KSPR 33-Tribute to Coach Phillips
KSPR 33-Honoring the Life of Stephanie (**BEAUTIFUL**)
KOLR 10-Celebrating the Life of Coach PhillipsNews-Leader-Michael Stacy
Thank you all from the media who have so respectfully and beautifully shared our story with the community. We are so thankful that we will have all of these tributes to someday show Drew and Levi, just what kind of impact their mommy had on this earth.
Wednesday, July 14, 2010
Tuesday, July 13, 2010
On July 10, 2010 Stephanie Susanne Phillips of Springfield, Missouri was called home by our Lord and savior after fighting tenaciously for almost three years against stage four colon cancer.
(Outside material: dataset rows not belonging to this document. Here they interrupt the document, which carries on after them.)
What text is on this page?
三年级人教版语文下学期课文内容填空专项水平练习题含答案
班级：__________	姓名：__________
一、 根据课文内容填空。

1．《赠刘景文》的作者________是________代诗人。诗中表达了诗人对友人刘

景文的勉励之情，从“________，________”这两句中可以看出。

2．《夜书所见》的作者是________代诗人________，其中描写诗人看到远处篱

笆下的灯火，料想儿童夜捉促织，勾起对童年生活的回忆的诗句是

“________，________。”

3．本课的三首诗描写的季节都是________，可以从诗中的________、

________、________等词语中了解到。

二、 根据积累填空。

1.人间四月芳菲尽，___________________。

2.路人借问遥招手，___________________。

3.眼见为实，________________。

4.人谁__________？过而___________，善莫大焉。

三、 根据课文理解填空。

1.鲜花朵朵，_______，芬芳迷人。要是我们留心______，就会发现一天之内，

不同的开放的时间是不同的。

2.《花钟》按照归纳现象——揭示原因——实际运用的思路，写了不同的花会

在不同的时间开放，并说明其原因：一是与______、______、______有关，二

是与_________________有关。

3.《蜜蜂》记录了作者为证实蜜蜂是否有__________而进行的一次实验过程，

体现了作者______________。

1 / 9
Stephanie was born March 8, 1974 in Rolla, Missouri, to Ed Thurman and Edna Happ.
Monday, July 12, 2010
Newsflash Mr. Beelzebub. YOU lost. STEPH won.
She won because she NEVER cursed our Lord, but only praised Him for the blessings he bestowed upon her BEFORE she was diagnosed that made it so much easier to fight this disease. She won because THOUSANDS of people have followed this blog and taken the time to e-mail us with testimonies about how their faith has been strengthened through Steph's story. She won because she went out like a champion. Her last weeks were spent listening to Christian music 24/7 and her friends reading scripture to her and praying over her. Her last breaths were taken as a room full of GOD FEARING relatives and friends showered her in love and prayers. She won because she is now in Heaven cancer free, most likely showing the angels a thing or two about how to play defense.
No, Steph did not win in the way WE had hoped she would. But she won by keeping her faith. She NEVER gave up on God and he NEVER gave up on her. Until she took her very last breath, His fingerprints were all over her story. They still are.
Her story will live on in her two beautiful boys. I never told her I was going to do this, but I have a feeling it's what she would have wanted. On Thursday, we will close a chapter of this blog as we celebrate Steph's life here on earth. The blog will soon take on a new meaning. The blog will be a place where you can all come to keep up with the boys. A place for YOU to come and heal. I want to do that for the boys, for Scot and most importantly for Steph. She always loved that I blogged for my children and wanted to do the same...she was just busy fighting for hers. It is my honor to do this for Drew and Levi.
Sunday, July 11, 2010
Saturday, July 10, 2010
I'm gonna miss you my friend
Even though it hurts the way it ended up
I'd do it all again.
Cause that's right where you wanna be
I'm not cryin' cause I feel so sorry for you
I'm cryin' for me.
Stephanie Susanne Thurman-Phillips
March 8, 1974-July 10, 2010
We Love you Steph...to Pluto and back.